Proposal to integrate into 🤗 Hub by patrickvonplaten · Pull Request #555 · TensorSpeech/TensorFlowTTS

Hi TensorSpeech team! I hereby propose an integration with the HuggingFace model hub 🤗

This integration would allow you to freely download/upload models from/to the Hugging Face Hub: https://huggingface.co/.

Your users could then directly download model weights, etc within Python without having to manually downloads weights.
Taking your fastspeech_2_inference.ipynb example the following diff would show the code could change to be able to directly download weights from the model hub.

import tensorflow as tf

-from tensorflow_tts.inference import AutoConfig
from tensorflow_tts.inference import TFAutoModel
from tensorflow_tts.inference import AutoProcessor

processor = AutoProcessor.from_pretrained(
-    pretrained_path="../tensorflow_tts/processor/pretrained/ljspeech_mapper.json"
+   pretrained_path="tensorspeech/fastspeech2_tts"
)

input_text = "i love you so much."
input_ids = processor.text_to_sequence(input_text)
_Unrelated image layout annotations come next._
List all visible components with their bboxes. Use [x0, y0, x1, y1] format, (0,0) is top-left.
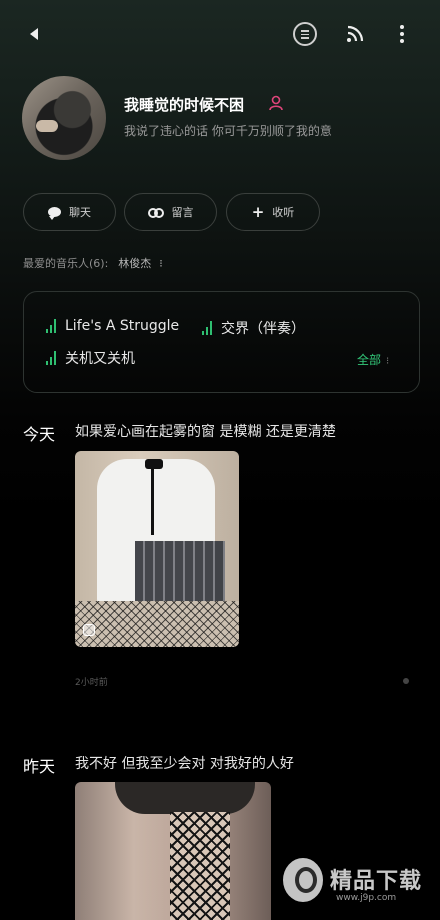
top-bar: [0, 0, 440, 70]
post-day-label: 昨天: [23, 757, 56, 776]
song-title: 交界（伴奏）: [221, 321, 305, 337]
more-dots-icon[interactable]: ⁝: [159, 257, 163, 270]
post-text: 如果爱心画在起雾的窗 是模糊 还是更清楚: [75, 424, 336, 440]
gender-person-icon: [268, 95, 284, 111]
back-arrow-icon[interactable]: [20, 22, 48, 46]
chat-button[interactable]: 聊天: [23, 193, 116, 231]
message-button[interactable]: 留言: [124, 193, 217, 231]
post-day-label: 今天: [23, 425, 56, 444]
checkbox-icon: [83, 624, 95, 636]
song-list-card: Life's A Struggle 交界（伴奏） 关机又关机 全部 ⁝: [23, 291, 420, 393]
all-songs-link[interactable]: 全部 ⁝: [357, 351, 389, 368]
favorite-artists[interactable]: 最爱的音乐人(6): 林俊杰 ⁝: [23, 255, 163, 271]
watermark-url: www.j9p.com: [336, 893, 397, 903]
follow-label: 收听: [272, 206, 295, 219]
favorite-artist[interactable]: 林俊杰: [118, 257, 151, 270]
chat-bubble-icon: [48, 207, 61, 220]
song-item[interactable]: 交界（伴奏）: [202, 318, 305, 338]
follow-button[interactable]: + 收听: [226, 193, 320, 231]
post-time: 2小时前: [75, 678, 108, 688]
post-photo[interactable]: [75, 451, 239, 647]
song-item[interactable]: Life's A Struggle: [46, 318, 179, 334]
music-bars-icon: [202, 321, 214, 335]
favorite-label: 最爱的音乐人(6):: [23, 257, 109, 270]
plus-icon: +: [251, 202, 265, 221]
song-title: Life's A Struggle: [65, 318, 180, 334]
bio-text: 我说了违心的话 你可千万别顺了我的意: [124, 124, 332, 138]
broadcast-icon[interactable]: [343, 22, 367, 46]
message-label: 留言: [171, 206, 194, 219]
watermark: 精品下载 www.j9p.com: [280, 855, 440, 920]
profile-page: 我睡觉的时候不困 我说了违心的话 你可千万别顺了我的意 聊天 留言 + 收听 最…: [0, 0, 440, 920]
post-menu-dot-icon[interactable]: [403, 678, 409, 684]
song-title: 关机又关机: [65, 351, 135, 367]
music-bars-icon: [46, 319, 58, 333]
post-text: 我不好 但我至少会对 对我好的人好: [75, 756, 294, 772]
avatar[interactable]: [22, 76, 106, 160]
username: 我睡觉的时候不困: [124, 96, 245, 114]
watermark-logo-icon: [283, 858, 323, 902]
music-bars-icon: [46, 351, 58, 365]
more-dots-icon: ⁝: [386, 356, 390, 367]
all-songs-label: 全部: [357, 353, 382, 367]
voicemail-icon: [147, 208, 164, 218]
chat-label: 聊天: [69, 206, 91, 219]
song-item[interactable]: 关机又关机: [46, 348, 135, 368]
watermark-brand: 精品下载: [330, 869, 423, 894]
post-photo[interactable]: [75, 782, 271, 920]
list-circle-icon[interactable]: [293, 22, 317, 46]
more-vertical-icon[interactable]: [392, 22, 412, 46]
-config = AutoConfig.from_pretrained("../examples/fastspeech2/conf/fastspeech2.v1.yaml")
fastspeech2 = TFAutoModel.from_pretrained(
-    config=config, 
-    pretrained_path="../examples/fastspeech2/checkpoints/model-150000.h5",
+   pretrained_path="tensorspeech/fastspeech2_tts"
    is_build=True,
    name="fastspeech2"
)

mel_before, mel_after, duration_outputs, _, _ = fastspeech2.inference(
    input_ids=tf.expand_dims(tf.convert_to_tensor(input_ids, dtype=tf.int32), 0),
    speaker_ids=tf.convert_to_tensor([0], dtype=tf.int32),
    speed_ratios=tf.convert_to_tensor([1.0], dtype=tf.float32),
    f0_ratios =tf.convert_to_tensor([1.0], dtype=tf.float32),
    energy_ratios =tf.convert_to_tensor([1.0], dtype=tf.float32),
)

As an example, I uploaded a fastspeech model to this repo of the HF hub:
I uploaded some weights exemplary to the hub here: https://huggingface.co/patrickvonplaten/tf_tts_fast_speech_2.
If you'd like to add this feature to your library we would obviously change the organization name from patrickvonplaten to tensorspeech.

You can try it out by running the following code:

import tensorflow as tf

from tensorflow_tts.inference import TFAutoModel
from tensorflow_tts.inference import AutoProcessor

processor = AutoProcessor.from_pretrained(pretrained_path="patrickvonplaten/tf_tts_fast_speech_2")

input_text = "i love you so much."
input_ids = processor.text_to_sequence(input_text)

fastspeech2 = TFAutoModel.from_pretrained(
    pretrained_path="patrickvonplaten/tf_tts_fast_speech_2",
    is_build=True,
    name="fastspeech2"
)

mel_before, mel_after, duration_outputs, _, _ = fastspeech2.inference(
    input_ids=tf.expand_dims(tf.convert_to_tensor(input_ids, dtype=tf.int32), 0),
    speaker_ids=tf.convert_to_tensor([0], dtype=tf.int32),
    speed_ratios=tf.convert_to_tensor([1.0], dtype=tf.float32),
    f0_ratios=tf.convert_to_tensor([1.0], dtype=tf.float32),
    energy_ratios=tf.convert_to_tensor([1.0], dtype=tf.float32),
)

Besides freely storing your model weights, we also provide git version control and download statistics for your models :-) We can also provide you with a hosted inference API where users could try out your models directly on the website.

We've already integrated with a couple of other libraries - you can check them out here:

Sorry for the missing tests in the PR - I just did the minimal changes to showcase you how the integration with the HF hub could look like :-) I'd also be more than happy to add you guys to a Slack channel where we could discuss further.

Cheers,
Patrick & Hugging Face team

Also cc @julien-c